Review for Mission Impossible III
Introduction
Life is going good for Ethan Hunt. He’s retired from front line service, and spends his time training the new generation of IMF agents. He’s engaged to be married to Julia, although he hasn’t yet got around to telling her that he doesn’t work in traffic management. It’s when they’re celebrating their engagement that he gets a phone call and a mission to choose to accept. It’s hard to decline when one of his most promising trainees has been taken hostage by a ruthless arms dealer named Owen Davian. It’s even harder to stay out of the field when the mission ends badly, and it transpires that Davian is about to make a deal for a weapon that could shift the balance of power. But Davian isn’t the kind of man to trifle with. He tends to make things personal...
Picture
Mission Impossible 3 gets a 2.35:1 widescreen 1080p transfer. It’s a fair transfer, nice, clean and stable, and appears filmic throughout. There’s a bit of black crush, while with this being J.J. Abrams first theatrical feature, you can be assured of some lens flare. There is a degree of compression, most apparent in a scene set in the Vatican, mosquito noise around the fine detail of a set of stone steps in the distance. Mission Impossible 3 looks pretty good for a globe-trotting spy flick though.
Sound
Once again, things stay firmly in the DVD age when it comes to the audio. We have Dolby Digital 5.1 Surround English, French, and German, with subtitles in these languages as well. It’s a surround track that does the business, immersing you in the film’s many action sequences. The balance between dialogue and action finds the modern tipping point where you have to ride the remote control through the movie, but after MI2’s rawkfest, the music finds a more subtle presentation, a little more authentic to the original TV series.
Extras
Mission Impossible 3 was a 2-disc release in the wild, but in the captivity of the 5-film collection, we get just the feature disc alone. The sole extra presented by the animated menu is the audio commentary, featuring Tom Cruise and J.J. Abrams, and it’s a decent enough commentary, easy to listen to.
Conclusion
After the outdated style over hardly any substance that was Mission Impossible 2, Mission Impossible 3 is a return to solid, engaging, and intelligent storytelling, while Abrams first feature is flashy, well-paced, and deftly edited, without being stylistically obnoxious. It’s a fun and entertaining ride, hitting the right Mission Impossible beats, the self-destructing orders, the disguises, and the wheels within wheels of the plot. There are also a couple of nice and subversive call-backs to the earlier movies, which add a sense of continuity to a franchise where the films and the style of the films are more stand-alone.

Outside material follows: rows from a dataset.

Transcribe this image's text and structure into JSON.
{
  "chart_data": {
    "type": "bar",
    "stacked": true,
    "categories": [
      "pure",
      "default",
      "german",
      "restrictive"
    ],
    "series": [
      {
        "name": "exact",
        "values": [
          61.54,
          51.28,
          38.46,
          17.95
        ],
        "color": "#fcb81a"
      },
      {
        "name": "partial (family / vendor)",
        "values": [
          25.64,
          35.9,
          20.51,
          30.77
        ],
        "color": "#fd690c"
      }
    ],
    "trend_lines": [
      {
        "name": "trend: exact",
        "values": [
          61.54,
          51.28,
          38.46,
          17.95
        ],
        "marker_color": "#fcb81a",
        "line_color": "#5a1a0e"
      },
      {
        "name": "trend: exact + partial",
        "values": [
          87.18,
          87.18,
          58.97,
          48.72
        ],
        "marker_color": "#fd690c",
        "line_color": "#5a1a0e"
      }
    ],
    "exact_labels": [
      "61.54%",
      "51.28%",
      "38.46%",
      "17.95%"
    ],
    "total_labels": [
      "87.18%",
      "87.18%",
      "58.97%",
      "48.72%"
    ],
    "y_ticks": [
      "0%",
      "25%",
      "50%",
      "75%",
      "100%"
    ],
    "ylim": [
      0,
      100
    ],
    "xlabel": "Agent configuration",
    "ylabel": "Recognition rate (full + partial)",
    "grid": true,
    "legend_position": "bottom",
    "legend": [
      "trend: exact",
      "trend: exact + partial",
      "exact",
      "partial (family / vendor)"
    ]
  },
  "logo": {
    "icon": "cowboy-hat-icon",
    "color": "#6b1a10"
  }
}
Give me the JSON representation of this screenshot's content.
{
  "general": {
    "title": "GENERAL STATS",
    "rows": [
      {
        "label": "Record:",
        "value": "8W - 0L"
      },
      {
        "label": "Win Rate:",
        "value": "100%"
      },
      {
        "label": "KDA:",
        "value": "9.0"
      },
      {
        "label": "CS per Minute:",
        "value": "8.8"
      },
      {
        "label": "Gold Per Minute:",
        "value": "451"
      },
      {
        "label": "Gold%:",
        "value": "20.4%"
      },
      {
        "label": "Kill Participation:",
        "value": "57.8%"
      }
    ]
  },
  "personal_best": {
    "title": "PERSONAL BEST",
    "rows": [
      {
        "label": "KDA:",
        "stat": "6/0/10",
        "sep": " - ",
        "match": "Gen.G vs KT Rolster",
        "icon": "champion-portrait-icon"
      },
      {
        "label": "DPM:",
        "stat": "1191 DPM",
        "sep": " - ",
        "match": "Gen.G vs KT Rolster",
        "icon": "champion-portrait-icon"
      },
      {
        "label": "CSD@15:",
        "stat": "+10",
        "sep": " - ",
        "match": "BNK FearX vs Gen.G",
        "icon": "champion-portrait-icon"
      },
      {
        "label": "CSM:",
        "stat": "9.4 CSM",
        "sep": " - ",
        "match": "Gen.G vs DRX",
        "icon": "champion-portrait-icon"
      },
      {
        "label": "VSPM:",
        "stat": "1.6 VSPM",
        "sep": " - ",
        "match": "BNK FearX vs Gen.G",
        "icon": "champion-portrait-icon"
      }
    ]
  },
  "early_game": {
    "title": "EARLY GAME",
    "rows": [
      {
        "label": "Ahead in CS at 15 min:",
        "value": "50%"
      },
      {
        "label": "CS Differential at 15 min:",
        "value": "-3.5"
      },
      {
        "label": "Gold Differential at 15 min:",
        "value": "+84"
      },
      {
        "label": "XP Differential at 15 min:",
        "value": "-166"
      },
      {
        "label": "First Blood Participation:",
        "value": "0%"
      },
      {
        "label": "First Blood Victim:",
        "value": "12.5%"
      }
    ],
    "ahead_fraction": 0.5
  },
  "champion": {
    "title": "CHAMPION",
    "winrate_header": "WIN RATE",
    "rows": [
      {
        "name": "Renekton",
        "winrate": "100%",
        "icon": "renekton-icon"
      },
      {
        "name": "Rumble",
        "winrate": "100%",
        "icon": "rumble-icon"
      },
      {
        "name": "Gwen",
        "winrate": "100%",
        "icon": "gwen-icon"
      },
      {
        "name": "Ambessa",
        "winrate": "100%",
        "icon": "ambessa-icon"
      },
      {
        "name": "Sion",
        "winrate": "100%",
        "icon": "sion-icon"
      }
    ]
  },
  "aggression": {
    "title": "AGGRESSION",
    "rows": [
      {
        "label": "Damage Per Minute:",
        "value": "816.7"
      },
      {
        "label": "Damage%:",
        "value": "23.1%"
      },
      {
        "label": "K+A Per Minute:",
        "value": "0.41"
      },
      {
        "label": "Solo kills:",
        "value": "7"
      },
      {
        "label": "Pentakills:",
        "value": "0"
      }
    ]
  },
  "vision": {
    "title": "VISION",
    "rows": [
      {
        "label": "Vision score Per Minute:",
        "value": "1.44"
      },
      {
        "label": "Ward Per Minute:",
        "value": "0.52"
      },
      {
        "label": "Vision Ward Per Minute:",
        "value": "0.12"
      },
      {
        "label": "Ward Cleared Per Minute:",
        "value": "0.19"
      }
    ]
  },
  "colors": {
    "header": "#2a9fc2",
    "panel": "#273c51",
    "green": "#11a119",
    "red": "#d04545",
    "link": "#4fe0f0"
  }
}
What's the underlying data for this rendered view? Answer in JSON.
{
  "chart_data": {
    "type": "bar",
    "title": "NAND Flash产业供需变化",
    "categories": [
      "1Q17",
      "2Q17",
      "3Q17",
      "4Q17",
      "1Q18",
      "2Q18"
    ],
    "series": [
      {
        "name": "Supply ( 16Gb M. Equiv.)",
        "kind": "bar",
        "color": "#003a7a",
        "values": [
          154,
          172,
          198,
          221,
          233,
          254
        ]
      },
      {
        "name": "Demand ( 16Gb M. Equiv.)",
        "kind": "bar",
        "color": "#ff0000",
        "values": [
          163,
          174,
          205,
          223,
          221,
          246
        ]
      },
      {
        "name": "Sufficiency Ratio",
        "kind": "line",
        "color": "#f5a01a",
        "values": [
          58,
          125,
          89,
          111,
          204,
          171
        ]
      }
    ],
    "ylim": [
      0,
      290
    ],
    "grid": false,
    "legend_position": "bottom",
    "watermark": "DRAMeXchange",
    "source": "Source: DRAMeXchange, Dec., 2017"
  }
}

There’s a sense of True Lies to Mission Impossible 3, with Ethan Hunt looking forward to domestic bliss with Julia, a nurse who has no idea of his secret life. With him having left fieldwork behind, that seems to be an achievable goal. This film is more cohesive than True Lies though, without the saggy middle that film had, but it also means that it plays things more seriously for the most part. There are no mistaken identity antics to play around with here.
This film does benefit from a truly memorable and chilling screen villain though. Phillip Seymour Hoffman’s portrayal of Owen Davian is really unnerving. He’s completely ruthless and without remorse, yet has the understated charisma of sociopathy. Given the opening scene of the film, and when it is revisited later on, you really can’t predict what Davian will do, what lengths he will go to, and that makes Mission Impossible 3 probably the most edge of the seat experience of the three movies to this point. If there is a weakness to the film, it could have benefited from more screen time for Davian, and perhaps a more memorable exit.
Just like the first two films, the Blu-ray presentation for Mission Impossible 3 is adequate; a watchable disc with decent video quality, and making the best of the lossy audio tracks. Thankfully the subsequent discs fully embrace the Blu-ray format.